MP expenses story 'laced with risk'
The editor who broke the MPs' expenses scandal has said the story was "laced with risk" but he felt a duty to make it public.
Former Daily Telegraph editor-in-chief Will Lewis told the Leveson Inquiry into press standards that exposing the abuses of parliamentary allowances was "one of the most important bits of public service and public interest journalism in the post-war period".
Mr Lewis described how his initial worries about the possibility of being hoaxed over the story turned into a feeling that he had a "responsibility" to publish it. He confirmed that the Telegraph paid about £150,000 for a computer disk containing four years of information about MPs' expenses, but insisted that it was not stolen.
The ex-editor told the inquiry his first concern on being offered the disk in 2009 was to ensure that it was genuine, mindful of how the Sunday Times was tricked into publishing the fake Hitler diaries more than 25 years earlier.

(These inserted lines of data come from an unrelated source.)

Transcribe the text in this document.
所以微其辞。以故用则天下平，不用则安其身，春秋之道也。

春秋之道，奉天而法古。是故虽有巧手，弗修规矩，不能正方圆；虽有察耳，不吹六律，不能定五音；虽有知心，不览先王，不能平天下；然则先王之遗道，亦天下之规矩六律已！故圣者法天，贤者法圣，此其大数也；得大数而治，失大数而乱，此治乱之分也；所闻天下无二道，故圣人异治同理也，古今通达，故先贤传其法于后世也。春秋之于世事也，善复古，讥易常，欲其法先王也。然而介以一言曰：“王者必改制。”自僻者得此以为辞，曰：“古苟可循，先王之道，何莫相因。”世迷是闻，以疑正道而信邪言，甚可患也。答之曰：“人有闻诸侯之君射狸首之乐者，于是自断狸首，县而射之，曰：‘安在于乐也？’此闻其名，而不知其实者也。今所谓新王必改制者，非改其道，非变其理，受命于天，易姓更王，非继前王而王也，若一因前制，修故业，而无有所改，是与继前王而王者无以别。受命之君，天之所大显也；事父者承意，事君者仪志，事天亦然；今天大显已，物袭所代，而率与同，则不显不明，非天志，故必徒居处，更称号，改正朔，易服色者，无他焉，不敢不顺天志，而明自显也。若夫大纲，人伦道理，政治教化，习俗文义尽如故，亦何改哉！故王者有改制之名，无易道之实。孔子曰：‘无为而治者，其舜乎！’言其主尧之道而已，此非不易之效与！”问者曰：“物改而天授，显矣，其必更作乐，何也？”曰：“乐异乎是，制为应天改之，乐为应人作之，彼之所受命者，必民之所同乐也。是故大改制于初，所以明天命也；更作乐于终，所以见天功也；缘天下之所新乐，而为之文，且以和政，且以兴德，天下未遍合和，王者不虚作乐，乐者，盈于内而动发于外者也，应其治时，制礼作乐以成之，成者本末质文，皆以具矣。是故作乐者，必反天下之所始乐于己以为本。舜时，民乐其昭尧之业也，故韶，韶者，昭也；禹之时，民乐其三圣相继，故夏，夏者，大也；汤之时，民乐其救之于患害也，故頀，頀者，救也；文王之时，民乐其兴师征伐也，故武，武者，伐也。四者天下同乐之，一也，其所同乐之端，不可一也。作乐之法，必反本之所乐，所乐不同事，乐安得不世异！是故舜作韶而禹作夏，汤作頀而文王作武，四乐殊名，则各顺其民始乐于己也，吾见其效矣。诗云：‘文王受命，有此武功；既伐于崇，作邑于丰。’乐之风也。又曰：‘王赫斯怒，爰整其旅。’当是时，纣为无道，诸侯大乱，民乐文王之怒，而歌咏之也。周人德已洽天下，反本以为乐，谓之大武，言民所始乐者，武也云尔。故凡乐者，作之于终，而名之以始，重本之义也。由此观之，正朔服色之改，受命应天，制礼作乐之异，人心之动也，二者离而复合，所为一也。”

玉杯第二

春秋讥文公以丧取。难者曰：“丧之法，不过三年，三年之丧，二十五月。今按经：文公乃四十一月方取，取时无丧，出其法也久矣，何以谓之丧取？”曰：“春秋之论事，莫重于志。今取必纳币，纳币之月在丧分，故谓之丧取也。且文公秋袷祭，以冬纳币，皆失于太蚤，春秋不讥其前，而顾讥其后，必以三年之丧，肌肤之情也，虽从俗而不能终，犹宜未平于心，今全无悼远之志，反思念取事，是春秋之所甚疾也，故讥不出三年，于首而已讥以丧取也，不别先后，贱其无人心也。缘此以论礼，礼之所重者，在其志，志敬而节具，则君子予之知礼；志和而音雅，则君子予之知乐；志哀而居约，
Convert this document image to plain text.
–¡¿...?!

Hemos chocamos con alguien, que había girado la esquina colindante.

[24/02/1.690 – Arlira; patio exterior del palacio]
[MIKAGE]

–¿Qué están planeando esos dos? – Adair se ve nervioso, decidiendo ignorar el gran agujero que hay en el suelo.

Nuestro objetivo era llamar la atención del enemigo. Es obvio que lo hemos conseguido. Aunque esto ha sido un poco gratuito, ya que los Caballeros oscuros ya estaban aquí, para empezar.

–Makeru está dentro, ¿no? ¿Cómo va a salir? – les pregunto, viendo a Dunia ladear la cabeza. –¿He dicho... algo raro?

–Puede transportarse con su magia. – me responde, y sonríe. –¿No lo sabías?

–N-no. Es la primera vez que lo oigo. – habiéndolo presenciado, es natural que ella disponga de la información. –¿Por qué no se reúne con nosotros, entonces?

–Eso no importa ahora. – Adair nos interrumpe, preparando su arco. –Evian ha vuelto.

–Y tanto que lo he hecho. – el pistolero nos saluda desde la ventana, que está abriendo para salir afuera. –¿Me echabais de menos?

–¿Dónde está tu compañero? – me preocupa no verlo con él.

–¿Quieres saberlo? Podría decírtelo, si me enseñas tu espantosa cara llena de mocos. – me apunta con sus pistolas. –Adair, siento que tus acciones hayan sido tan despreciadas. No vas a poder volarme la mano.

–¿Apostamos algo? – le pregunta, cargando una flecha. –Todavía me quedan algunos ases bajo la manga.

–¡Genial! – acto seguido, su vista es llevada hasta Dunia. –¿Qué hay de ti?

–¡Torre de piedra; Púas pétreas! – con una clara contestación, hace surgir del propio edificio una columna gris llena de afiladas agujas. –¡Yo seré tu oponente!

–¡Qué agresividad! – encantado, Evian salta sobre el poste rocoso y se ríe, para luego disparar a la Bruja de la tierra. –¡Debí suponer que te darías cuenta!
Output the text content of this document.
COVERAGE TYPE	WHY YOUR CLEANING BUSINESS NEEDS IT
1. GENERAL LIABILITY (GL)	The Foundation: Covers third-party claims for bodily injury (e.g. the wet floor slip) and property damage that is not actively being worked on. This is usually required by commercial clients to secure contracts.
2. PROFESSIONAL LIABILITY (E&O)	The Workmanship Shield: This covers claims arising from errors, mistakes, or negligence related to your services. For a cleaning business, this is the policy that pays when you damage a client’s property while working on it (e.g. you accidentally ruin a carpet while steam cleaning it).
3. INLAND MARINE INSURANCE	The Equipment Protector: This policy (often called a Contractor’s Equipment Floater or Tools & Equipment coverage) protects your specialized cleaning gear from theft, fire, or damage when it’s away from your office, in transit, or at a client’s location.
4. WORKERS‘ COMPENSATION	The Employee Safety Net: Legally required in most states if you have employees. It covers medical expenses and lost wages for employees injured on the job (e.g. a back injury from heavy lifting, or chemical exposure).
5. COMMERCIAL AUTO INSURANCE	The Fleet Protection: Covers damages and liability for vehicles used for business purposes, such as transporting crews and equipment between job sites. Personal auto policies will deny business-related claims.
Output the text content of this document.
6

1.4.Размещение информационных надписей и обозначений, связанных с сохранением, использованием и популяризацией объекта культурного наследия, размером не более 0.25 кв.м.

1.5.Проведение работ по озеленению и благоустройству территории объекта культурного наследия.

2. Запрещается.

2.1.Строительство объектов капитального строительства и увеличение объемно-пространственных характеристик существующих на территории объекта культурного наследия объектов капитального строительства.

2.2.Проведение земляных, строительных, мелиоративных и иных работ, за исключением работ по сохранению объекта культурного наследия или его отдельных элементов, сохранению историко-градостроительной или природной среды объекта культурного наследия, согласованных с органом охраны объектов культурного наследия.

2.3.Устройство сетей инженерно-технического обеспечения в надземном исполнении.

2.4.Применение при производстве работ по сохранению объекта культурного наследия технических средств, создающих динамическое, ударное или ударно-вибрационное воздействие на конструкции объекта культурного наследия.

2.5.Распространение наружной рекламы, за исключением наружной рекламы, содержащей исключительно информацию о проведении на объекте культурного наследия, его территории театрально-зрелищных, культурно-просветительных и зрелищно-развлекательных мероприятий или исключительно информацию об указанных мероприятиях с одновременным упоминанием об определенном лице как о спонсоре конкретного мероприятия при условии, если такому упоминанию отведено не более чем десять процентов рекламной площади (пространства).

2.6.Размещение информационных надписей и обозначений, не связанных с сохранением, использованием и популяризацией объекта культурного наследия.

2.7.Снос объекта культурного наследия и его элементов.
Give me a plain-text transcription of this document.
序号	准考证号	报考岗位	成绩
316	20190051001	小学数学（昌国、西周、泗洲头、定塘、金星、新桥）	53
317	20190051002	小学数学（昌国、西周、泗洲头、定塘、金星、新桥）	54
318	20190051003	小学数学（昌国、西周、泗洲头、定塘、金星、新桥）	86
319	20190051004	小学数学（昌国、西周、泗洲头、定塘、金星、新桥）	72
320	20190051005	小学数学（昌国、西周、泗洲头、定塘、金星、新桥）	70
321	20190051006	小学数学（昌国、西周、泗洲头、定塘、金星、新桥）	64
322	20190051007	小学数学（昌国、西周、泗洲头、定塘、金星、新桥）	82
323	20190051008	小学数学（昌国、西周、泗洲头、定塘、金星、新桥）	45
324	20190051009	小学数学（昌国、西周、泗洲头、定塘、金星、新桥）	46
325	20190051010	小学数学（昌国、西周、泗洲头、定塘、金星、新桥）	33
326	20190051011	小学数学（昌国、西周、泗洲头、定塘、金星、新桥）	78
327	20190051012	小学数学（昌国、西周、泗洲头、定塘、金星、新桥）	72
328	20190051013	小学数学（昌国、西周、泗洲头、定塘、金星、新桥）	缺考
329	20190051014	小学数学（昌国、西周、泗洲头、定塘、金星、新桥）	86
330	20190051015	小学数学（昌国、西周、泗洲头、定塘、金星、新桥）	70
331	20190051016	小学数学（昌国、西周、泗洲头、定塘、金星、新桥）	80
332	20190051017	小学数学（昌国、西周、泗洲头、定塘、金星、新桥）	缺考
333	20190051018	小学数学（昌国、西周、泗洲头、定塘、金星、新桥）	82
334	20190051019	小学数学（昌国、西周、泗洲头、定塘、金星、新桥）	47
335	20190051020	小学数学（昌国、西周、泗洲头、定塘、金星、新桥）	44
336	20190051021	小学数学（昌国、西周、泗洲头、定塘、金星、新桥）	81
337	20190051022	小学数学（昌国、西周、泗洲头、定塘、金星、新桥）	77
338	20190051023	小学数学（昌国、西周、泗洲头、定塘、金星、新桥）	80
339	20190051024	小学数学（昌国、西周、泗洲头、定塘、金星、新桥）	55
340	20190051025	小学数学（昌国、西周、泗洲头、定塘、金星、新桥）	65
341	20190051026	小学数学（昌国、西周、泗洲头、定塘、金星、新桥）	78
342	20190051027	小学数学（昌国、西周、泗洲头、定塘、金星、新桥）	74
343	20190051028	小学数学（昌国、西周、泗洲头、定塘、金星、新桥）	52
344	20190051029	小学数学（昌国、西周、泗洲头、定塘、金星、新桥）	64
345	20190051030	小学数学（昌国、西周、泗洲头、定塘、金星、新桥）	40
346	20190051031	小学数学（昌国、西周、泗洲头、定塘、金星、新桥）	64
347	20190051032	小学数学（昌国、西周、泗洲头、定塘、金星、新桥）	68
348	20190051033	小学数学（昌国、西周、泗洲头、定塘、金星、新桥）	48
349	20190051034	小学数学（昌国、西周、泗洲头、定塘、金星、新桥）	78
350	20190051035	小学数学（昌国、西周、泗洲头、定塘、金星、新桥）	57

He added: "I was also aware of the fact that this story was laced with risk all around, as the best and most important public interest journalism tends to be - whether it was the time that we had in order to be able to investigate it, whether it was the reaction of the readers."
Mr Lewis consulted lawyers before entering negotiations to buy the data, the hearing at the Royal Courts of Justice in London was told.
"Given that the information had been copied on to a disk, the advice was that it was not capable of theft," he said.
A Telegraph team was given 10 days to make a preliminary examination of the material and soon found evidence of abuses of the parliamentary expenses system, the inquiry heard.
Mr Lewis said: "They uncovered quite quickly things that no one thought probable. Looking through such stuff, I became very aware that it was my responsibility to bring this to the public domain. It was no longer a choice for me as editor. I knew this was a duty to bring this into the public domain."
Mr Lewis joined News International in September 2010 and now sits on News Corporation's management and standards committee, which is looking at the phone-hacking scandal that resulted in the closure of the News of the World last July.